Books written by Claussen about art are:
- Feuer, Stahl und Logik. Über Zusammenhänge zwischen Wissenschaft und Kunst. Edition M. u. P. Rudat, Hamburg u. Neu-Isenburg 1979, ISBN 3-922326-13-7
- Stahlskulpturen im Berger Winkel. Stählerne Zeichen des Seins über Wasser und Land in Claussen's Eisenpark zu Eisenbühl. Bad Kissingen 2005, ISBN 3-00-016967-9
- Drehen-Laufen-Leben. Gedichte. Eigenverlag, Bad Kissingen

Claussen said that, "Science is impression, Art is expression, as both of those have their origin in an idea which then finds its 'form' either in the artistic work or in the scientific proof [...] Whatever man strives for in art, science, religion and philosophy, is truth – however, how can we understand it within our limited capacities of perception?“

== Inventor ==
As a retired professor, Claussen worked on his project, a computer-aided automatically steering robot car for the elderly which monitors the occupants health and the car's roadworthiness. This invention is named after him, the "Auto-Cyberno-Mobil“, and is designed to maintain the mobility of the increased elderly population, as a consequence of demographic transition.

The book written by Claussen about the "Auto-Cyberno-Mobile“ is, Das Auto-Cyberno-Mobil.
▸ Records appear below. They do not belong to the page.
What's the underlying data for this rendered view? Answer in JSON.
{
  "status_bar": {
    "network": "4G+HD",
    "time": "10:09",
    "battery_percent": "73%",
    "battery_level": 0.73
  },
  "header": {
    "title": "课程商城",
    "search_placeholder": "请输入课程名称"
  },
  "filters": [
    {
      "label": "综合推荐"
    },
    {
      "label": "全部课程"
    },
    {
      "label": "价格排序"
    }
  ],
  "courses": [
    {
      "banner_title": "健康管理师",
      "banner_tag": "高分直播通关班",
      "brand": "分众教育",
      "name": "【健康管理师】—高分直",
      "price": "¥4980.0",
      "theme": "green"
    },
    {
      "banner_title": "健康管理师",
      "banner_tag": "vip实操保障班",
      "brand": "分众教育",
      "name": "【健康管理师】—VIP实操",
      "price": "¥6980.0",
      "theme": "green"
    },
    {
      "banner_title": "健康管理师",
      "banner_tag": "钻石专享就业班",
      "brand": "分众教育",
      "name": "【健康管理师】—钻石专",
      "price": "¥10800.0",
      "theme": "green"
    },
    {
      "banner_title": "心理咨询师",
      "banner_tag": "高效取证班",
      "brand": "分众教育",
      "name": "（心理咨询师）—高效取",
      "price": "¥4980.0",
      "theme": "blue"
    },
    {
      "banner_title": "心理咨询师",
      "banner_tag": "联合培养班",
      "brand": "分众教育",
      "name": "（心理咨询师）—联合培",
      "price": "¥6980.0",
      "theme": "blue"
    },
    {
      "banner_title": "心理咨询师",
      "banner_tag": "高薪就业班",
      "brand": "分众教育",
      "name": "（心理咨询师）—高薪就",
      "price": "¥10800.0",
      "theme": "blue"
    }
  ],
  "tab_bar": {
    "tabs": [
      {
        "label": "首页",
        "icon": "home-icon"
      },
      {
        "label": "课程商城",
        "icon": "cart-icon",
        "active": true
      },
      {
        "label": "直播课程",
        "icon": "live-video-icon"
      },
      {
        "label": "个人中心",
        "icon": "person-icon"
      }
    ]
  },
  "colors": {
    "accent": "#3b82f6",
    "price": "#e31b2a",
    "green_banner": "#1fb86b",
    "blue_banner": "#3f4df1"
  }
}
Ein autonomes, medizinisch-technisches Straßenfahrzeug für individuelle Fahrten in der dritten Lebensphase. Neurootologisches Forschungsinstitut der Gesellschaft zur Erforschung von Geruch-, Geschmack-, Gehör- und Gleichgewichtsstörungen (Hrsg.), Bad Kissingen 2007, ISBN 978-3-00-020941-3

== Publications ==
Claussen has written about 500 publications in four languages about medical-scientific-, artistic and technical subjects, among which are 33 books. Additionally, he was editor of the International Tinnitus Journal (ITJ; ).

== Death ==
Claussen died after a long and serious illness on 4 September 2022, at the age of 83.